Today and tomorrow at The Belcourt, you still have two chances to see the 50th anniversary restoration of The Servant, the Harold Pinter-scripted drama that's getting a new look in theaters across the country. In his "Deep Focus" column on Country Life earlier this year, James Cathcart called it "the crown jewel of [Pinter's] trifecta of British-produced collaborations (including Accident and The Go-Between, discounting an uncredited contribution to Modesty Blaise) with American exile Joseph Losey":
"[His] films with Losey ... maintain a distinctly Pinterian obsession with sadistic mind games and power plays, pitting one class of human against another. In the case of The Servant, it’s James Fox, in his first leading role, versus Dirk Bogarde, who would later become the embodiment of psychosexual solicitude by way of films like The Damned, The Night Porter, and Despair. Several years before those roles turned Bogarde into an emblem of the craven sexuality of the Third Reich, it was The Servant that put an end to his innocuous persona as the matinee idol from such comparatively tame Rank Organization productions as 1954’s Doctor in the House.

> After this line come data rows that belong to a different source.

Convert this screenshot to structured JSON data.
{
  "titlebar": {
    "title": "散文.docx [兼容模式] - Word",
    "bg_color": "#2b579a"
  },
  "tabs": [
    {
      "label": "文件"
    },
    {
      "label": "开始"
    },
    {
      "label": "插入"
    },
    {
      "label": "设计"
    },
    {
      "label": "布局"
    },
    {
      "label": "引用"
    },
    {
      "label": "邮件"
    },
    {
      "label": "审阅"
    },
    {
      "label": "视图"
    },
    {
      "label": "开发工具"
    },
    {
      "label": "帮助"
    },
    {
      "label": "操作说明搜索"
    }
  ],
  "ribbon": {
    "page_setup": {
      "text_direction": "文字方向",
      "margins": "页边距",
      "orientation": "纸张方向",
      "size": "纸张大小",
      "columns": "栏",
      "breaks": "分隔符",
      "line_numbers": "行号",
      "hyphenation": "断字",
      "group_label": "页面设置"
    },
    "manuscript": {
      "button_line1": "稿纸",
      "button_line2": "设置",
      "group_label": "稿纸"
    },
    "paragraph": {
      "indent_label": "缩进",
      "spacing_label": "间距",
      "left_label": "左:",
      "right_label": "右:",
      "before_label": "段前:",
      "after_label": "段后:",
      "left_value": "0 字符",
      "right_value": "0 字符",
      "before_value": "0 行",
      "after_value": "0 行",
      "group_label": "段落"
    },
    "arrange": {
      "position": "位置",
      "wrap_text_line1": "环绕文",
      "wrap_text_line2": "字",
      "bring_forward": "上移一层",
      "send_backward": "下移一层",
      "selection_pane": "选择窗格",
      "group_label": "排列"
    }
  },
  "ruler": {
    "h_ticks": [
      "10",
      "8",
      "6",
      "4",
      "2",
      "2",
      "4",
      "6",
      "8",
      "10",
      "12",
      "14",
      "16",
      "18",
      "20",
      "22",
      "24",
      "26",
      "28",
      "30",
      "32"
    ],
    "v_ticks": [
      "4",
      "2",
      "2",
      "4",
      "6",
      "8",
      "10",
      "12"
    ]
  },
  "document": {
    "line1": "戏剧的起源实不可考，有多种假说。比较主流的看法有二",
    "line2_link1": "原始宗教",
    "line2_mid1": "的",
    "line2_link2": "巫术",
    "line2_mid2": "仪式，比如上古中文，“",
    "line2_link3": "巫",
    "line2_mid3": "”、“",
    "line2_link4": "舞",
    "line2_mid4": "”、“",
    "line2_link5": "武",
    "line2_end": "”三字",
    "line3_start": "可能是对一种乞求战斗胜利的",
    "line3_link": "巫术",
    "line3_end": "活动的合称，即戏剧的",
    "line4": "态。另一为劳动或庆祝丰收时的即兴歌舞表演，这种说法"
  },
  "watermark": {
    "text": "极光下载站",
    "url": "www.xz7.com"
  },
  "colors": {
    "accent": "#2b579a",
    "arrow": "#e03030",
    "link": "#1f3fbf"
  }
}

When well-to-do Londoner Tony (Fox) takes on the seemingly subordinate Hugo Barrett (Bogarde) as his manservant, the quietly observed partition between master and minion goes undisturbed until the introduction of Tony’s snide upper-crust lover, Susan (Wendy Craig). When she disrupts Barrett’s harmonious servitude, an act of single-household class warfare is set into motion. When Barrett arranges for the employment of his professed sister Vera (Sarah Miles) as the household maid, it’s soon revealed that there’s more to their relationship than meets the eye, and she becomes a willing pawn in Barrett’s campaign of psychological terrorism against Tony and Susan’s status quo.
Nearly every line or action in the film is augmented with double meaning — each of Tony and Barrett’s interactions underlines their inequities and seethes with homoerotic implication. A boyish round of hide and seek becomes a confrontational exercise in queer paranoia. Themes of decayed privilege and suppressed desire are reinforced further through the masterful production design of Richard Macdonald, a close creative accomplice of Losey’s who spent the first decade of his career at his side.